'American Idol' Doesn't Need Paula Abdul

After a weeklong standoff, executed primarily through a series of tweets, the die is finally cast: Paula Abdul is leaving American Idol after eight seasons, during which time her sunny-side disposition and kid-glove criticism defined the tone and dynamic of the ratings juggernaut. This means that the judge's table, which truthfully had gotten a little overpopulated when songwriter Kara DioGuardi joined last year, will be back down to three. DioGuardi will take Abdul's spot between Randy Jackson and Simon Cowell. Abdul and the Fox network both released statements bemoaning Abdul's loss. But is it really that much of a loss?

Clearly, the bosses at Fox don't think so, and while they've been gracious in bidding Abdul adieu, they must not have taken kindly to her very public overtures to get herself a bump in pay. Abdul's hardball tactics are nothing new in Hollywood, of course, but when you don't have the clout to pull it off, the bosses call your bluff. Abdul didn't really have clout. She had visibility, she had experience, she had fans, but she doesn't provide anything that would put her in a position to make exorbitant salary demands.

When Idol began, the show had to explain to its audience why these judges were qualified to whittle down the contestants and offer their notes week after week. For Cowell, it was his experience as an A&R man and a judge on the original Pop Idol. For Jackson, it was his years as a music producer and touring musician. For Abdul, it was her singing career. I've been in your shoes before, she would always tell the contestants. But it was never really true. Abdul's voice is among the weakest in pop-music history, and her singing career was less a result of her singing ability as it was a result of the connections she'd built in the industry as a choreographer. She's in as much a position to provide feedback as a singer as is Ashlee Simpson.

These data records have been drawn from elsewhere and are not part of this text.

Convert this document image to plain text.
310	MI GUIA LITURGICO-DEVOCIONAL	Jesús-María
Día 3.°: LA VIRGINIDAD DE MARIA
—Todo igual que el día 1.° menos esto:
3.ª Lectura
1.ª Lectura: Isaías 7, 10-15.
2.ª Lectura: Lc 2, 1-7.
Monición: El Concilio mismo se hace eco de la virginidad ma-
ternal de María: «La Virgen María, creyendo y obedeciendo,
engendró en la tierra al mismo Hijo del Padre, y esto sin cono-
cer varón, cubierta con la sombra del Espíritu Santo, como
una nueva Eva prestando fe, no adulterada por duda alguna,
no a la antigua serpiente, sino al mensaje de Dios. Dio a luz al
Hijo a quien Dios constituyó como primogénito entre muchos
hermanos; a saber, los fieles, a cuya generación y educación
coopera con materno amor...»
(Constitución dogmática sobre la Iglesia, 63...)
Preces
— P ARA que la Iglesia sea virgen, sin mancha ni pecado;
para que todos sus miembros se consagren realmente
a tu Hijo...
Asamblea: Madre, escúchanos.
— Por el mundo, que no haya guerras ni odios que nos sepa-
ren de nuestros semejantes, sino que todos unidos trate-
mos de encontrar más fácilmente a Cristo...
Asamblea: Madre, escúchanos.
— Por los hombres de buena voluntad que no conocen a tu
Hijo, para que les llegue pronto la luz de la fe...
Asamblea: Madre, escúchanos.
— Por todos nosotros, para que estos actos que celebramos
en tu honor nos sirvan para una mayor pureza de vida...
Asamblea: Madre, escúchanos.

Abdul's role on Idol when it was in its infancy wasn't really the "experienced singer," it was the familiar face that would get folks to tune in, having never laid eyes on Jackson or Cowell before. Eight seasons later, Idol needs Abdul far, far less than she needs Idol, and the show won't be any worse for the wear without her on the judge's panel this year. In fact, it might even be better.

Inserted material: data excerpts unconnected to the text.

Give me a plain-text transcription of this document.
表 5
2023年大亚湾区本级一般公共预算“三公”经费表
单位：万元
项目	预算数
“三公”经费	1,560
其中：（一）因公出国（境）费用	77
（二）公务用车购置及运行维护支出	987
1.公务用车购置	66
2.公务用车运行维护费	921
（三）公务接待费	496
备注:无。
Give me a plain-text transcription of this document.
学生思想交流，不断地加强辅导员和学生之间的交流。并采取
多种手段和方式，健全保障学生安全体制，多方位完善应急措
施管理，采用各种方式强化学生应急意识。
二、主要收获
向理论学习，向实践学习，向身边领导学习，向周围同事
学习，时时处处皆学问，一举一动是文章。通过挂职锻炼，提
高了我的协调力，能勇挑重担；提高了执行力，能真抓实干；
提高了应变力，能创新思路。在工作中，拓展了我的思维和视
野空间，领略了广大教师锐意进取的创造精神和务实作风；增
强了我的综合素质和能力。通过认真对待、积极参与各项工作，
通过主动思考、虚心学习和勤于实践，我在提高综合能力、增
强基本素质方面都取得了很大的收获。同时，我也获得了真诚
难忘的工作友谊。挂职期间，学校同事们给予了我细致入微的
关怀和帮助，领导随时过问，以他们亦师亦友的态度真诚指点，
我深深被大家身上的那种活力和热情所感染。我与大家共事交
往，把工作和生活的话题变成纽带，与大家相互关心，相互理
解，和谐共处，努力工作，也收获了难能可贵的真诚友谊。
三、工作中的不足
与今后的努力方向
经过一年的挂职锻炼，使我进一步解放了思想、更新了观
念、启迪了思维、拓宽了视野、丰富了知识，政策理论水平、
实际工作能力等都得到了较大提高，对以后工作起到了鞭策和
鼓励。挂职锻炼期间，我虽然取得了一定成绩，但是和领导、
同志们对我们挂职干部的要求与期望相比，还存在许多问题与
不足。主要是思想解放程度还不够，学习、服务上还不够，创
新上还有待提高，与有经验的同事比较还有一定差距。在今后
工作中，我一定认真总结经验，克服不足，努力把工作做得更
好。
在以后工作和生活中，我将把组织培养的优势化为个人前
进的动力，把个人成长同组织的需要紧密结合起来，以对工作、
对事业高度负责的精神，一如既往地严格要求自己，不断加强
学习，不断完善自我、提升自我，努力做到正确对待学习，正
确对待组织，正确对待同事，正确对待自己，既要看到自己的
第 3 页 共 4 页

Granted, DioGuardi's first season as a judge wasn't the most auspicious of beginnings. But as any who's ever watching Idol in syndication can attest, each judge had to find his or her mojo over time. I don't doubt that DioGuardi will find hers. She'll become less wooden and more personable. And by replacing Abdul, she raises the legitimacy of the judging table as arbiters of technical skill. No one picked DioGuardi to join the judge's table because she's a recognizable celebrity who would attract new viewers. They brought her in because she's an experienced, working songwriter. Abdul's been doing the Idol thing long enough to be better at that specific skill than DioGuardi, who just started. But once the new addition gets up to speed, we may wonder what kept us attached to Abdul so long.

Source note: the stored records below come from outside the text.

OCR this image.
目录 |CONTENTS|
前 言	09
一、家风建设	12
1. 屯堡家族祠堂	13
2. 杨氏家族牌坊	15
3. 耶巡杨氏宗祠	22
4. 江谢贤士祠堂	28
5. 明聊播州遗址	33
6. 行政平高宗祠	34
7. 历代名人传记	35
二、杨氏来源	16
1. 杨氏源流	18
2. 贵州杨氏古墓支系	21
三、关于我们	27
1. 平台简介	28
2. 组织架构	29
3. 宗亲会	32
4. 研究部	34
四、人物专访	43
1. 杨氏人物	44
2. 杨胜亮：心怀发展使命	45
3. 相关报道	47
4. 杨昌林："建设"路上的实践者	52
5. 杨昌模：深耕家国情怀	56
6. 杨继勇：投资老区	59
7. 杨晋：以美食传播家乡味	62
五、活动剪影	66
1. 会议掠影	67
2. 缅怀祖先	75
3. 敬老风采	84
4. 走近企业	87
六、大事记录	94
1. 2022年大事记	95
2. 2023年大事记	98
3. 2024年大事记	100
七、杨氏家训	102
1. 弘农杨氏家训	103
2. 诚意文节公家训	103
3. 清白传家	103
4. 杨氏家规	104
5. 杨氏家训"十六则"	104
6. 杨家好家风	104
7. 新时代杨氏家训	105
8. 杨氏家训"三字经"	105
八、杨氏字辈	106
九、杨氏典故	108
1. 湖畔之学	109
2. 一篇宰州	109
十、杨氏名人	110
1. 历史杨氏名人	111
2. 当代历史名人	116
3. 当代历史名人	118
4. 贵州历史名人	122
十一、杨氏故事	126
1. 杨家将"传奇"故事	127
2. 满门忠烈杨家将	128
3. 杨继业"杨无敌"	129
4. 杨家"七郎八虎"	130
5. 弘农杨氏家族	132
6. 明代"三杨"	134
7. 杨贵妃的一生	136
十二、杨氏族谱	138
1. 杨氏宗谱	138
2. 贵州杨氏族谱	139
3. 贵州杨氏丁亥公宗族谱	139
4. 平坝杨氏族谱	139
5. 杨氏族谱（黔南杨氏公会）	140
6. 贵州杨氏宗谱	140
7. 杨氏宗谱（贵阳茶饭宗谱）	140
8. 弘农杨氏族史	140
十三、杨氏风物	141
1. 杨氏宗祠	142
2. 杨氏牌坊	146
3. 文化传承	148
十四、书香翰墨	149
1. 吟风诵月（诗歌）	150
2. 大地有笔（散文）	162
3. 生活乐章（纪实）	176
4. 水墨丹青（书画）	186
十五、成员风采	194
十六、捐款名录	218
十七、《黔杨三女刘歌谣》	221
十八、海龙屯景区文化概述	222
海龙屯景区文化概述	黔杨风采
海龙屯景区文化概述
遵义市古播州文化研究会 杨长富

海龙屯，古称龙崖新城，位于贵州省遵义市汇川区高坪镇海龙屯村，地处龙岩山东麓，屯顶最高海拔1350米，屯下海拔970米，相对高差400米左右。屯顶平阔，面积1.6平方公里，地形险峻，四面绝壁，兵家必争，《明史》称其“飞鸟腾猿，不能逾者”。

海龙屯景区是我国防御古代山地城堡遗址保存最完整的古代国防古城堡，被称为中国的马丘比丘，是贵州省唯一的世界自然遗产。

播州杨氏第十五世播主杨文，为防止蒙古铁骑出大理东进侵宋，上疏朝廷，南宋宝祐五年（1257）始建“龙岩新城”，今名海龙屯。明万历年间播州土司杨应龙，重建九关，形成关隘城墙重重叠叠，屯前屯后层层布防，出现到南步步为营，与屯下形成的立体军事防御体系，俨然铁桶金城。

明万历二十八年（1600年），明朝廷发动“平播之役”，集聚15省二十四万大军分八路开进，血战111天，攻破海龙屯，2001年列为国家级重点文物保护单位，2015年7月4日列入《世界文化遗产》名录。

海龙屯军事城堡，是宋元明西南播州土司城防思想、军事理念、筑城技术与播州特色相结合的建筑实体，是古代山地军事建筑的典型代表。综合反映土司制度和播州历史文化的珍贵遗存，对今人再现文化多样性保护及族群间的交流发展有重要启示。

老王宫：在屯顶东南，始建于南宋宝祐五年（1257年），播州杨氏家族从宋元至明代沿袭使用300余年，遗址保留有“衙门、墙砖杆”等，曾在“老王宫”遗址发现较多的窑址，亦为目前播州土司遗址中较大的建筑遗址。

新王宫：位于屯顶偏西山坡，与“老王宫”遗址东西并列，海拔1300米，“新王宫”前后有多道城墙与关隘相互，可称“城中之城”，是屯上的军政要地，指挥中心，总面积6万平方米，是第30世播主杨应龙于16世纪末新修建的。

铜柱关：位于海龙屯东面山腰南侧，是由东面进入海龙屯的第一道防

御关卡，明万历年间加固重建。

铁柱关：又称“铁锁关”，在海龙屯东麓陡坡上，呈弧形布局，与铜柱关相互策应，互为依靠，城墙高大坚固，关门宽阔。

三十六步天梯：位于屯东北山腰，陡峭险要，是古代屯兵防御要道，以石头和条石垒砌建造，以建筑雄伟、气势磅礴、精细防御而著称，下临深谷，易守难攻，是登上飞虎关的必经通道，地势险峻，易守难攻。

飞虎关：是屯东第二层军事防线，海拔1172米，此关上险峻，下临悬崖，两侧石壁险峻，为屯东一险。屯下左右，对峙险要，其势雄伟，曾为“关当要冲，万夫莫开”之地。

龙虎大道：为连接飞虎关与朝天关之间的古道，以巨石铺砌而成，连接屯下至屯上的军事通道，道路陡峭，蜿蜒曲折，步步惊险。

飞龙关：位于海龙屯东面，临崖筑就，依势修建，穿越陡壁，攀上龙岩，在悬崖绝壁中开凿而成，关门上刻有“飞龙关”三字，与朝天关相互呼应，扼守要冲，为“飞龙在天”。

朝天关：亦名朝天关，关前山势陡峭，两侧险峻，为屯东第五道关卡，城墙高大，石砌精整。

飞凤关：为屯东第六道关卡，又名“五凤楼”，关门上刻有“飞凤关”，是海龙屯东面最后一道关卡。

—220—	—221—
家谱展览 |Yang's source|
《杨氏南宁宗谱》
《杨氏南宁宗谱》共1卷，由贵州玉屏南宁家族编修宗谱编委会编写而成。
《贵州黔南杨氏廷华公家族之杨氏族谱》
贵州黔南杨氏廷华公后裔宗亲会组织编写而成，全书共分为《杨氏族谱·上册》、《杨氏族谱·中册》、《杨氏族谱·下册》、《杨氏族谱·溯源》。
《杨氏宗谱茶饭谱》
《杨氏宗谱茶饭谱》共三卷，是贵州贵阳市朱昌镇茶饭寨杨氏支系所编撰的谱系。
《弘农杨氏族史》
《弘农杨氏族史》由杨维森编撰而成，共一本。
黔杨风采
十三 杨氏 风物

The only thing Idol will definitely miss by not having Abdul around is the periodic publicity bump from her erratic behavior. The trick to Idol for the producers is walking the fine line between making great television and finding great talent, and sometimes, what serves one goal detracts from the other. There's been no bigger scandal in Idol history than when season two contestant Corey Clark alleged that he and Abdul had an affair, and that she gave him tips on song selection and styling, so as to give him a leg up on his competitors. An "independent counsel" investigated Clark's stor and concluded that there was no evidence to support his claims. No details were provided about the counsel, or what if any standards they were being held to. It smelled fishy then and it still does now, as though the network assembled a sham trial to allow a star of its biggest show to stick around. That story broke in season four, and while Abdul's antics haven't caused quite that much commotion since, questions about her sobriety and lucidity are evergreen. Sometimes it seems she's more trouble than she's worth.

Sure, the show will miss her optimism in the face of mediocrity, and her loopy antics were occasionally good for a YouTube moment. But anyone can compliment an outfit, and the less spaced-out moments, the more Idol is taken seriously as a breeding ground for new pop stars. The only thing we'll really miss about Paula is…Paula. No one likes change, and not seeing a familiar face on Idol will take getting used to. But Abdul will soon learn the same lesson as Brian Dunkleman—no one is bigger than the game.